WASHINGTON (AP) _ There's only so far you can go in trying to patent the ever-popular peanut butter and jelly sandwich.

On Friday, the U.S. Court of Appeals for the Federal Circuit rejected an effort by J.M. Smucker Co. to patent its process for making pocket-size peanut butter and jelly pastries called ``Uncrustables.''

Smucker's peanut butter and jelly pockets are enclosed without a crust using a crimping method that the Orrville, Ohio, company says is one of a kind and should be protected from duplication by federal law.

Patent examiners at the U.S. Patent and Trademark Office disagreed, saying the crimped edges are similar to making ravioli or a pie crust.

Smucker already owns a general patent, which it purchased from Len Kretchman and David Geske, two Fargo, N.D., men who came up with the idea in 1995 and had been baking the products for school children.

The two cases before the appeals court involved two additional patents that Smucker was seeking to expand its original patent by protecting its method.

The company had appealed the initial rejection to the patent office's Board of Trademark Appeals and Interferences, but that body upheld the decision to reject the patents.

Smucker then took the case to the appeals court, which entered a judgment Friday, without comment, affirming the patent office's decision.

Brigid Quinn, a spokeswoman for the patent office, said the Smucker case is one of several that seek to test the limits of what federal law has determined can be protected by patents.

``There's always more than one view on how it can be interpreted,'' Quinn said. ``They're intellectual judgments that are crossed with scientific knowledge, and it's not black and it's not white.
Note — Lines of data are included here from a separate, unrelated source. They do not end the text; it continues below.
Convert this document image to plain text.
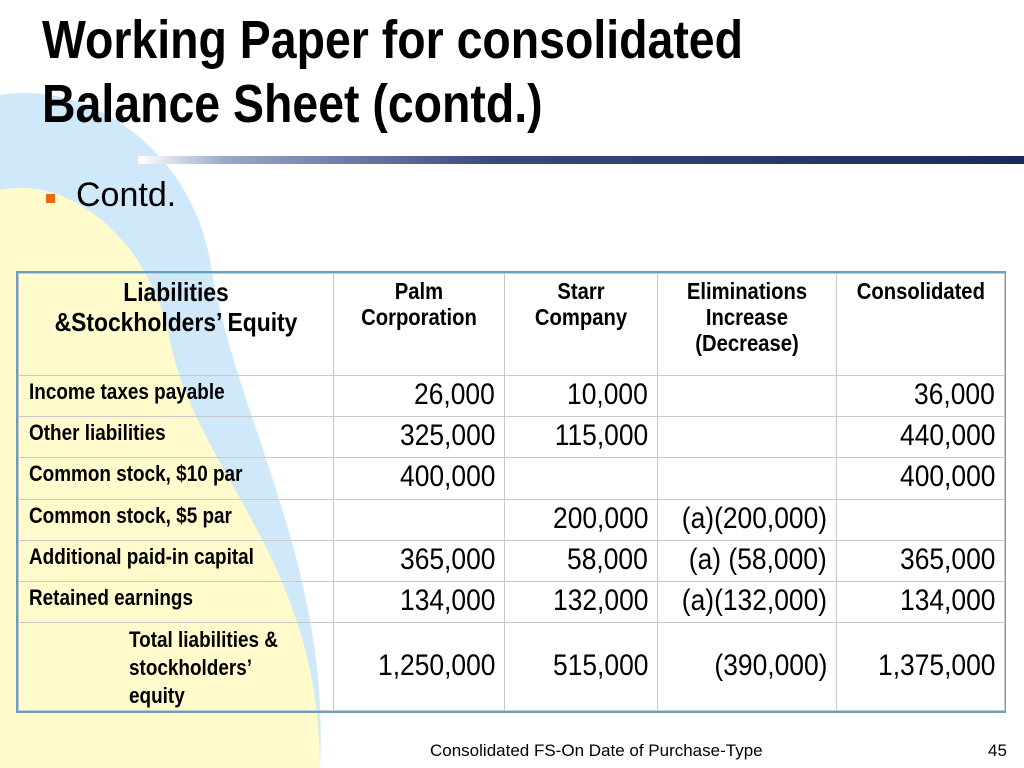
Working Paper for consolidated
Balance Sheet (contd.)
Contd.
Liabilities &Stockholders’ Equity	Palm Corporation	Starr Company	Eliminations Increase (Decrease)	Consolidated
Income taxes payable	26,000	10,000		36,000
Other liabilities	325,000	115,000		440,000
Common stock, $10 par	400,000			400,000
Common stock, $5 par		200,000	(a)(200,000)	
Additional paid-in capital	365,000	58,000	(a) (58,000)	365,000
Retained earnings	134,000	132,000	(a)(132,000)	134,000
Total liabilities & stockholders’ equity	1,250,000	515,000	(390,000)	1,375,000
Consolidated FS-On Date of Purchase-Type	45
They're judgment calls.''

The patent office received 376,810 patent applications last year. It usually takes about two and a half years for a patent to be processed and about 65 percent of all patents submitted are approved, Quinn said.

``Very few patents are what one would call a 'pioneer patent,' meaning that the inventor discovered something very, very new that has never been discovered before,'' Quinn said. ``Most patents are given to changes to existing technology.''

A spokeswoman from Smucker couldn't immediately be reached for comment Friday. In a statement released earlier, the company said it had purchased ``a unique idea for making an everyday item more convenient'' and made a significant investment in a ``unique manufacturing process'' for making the product.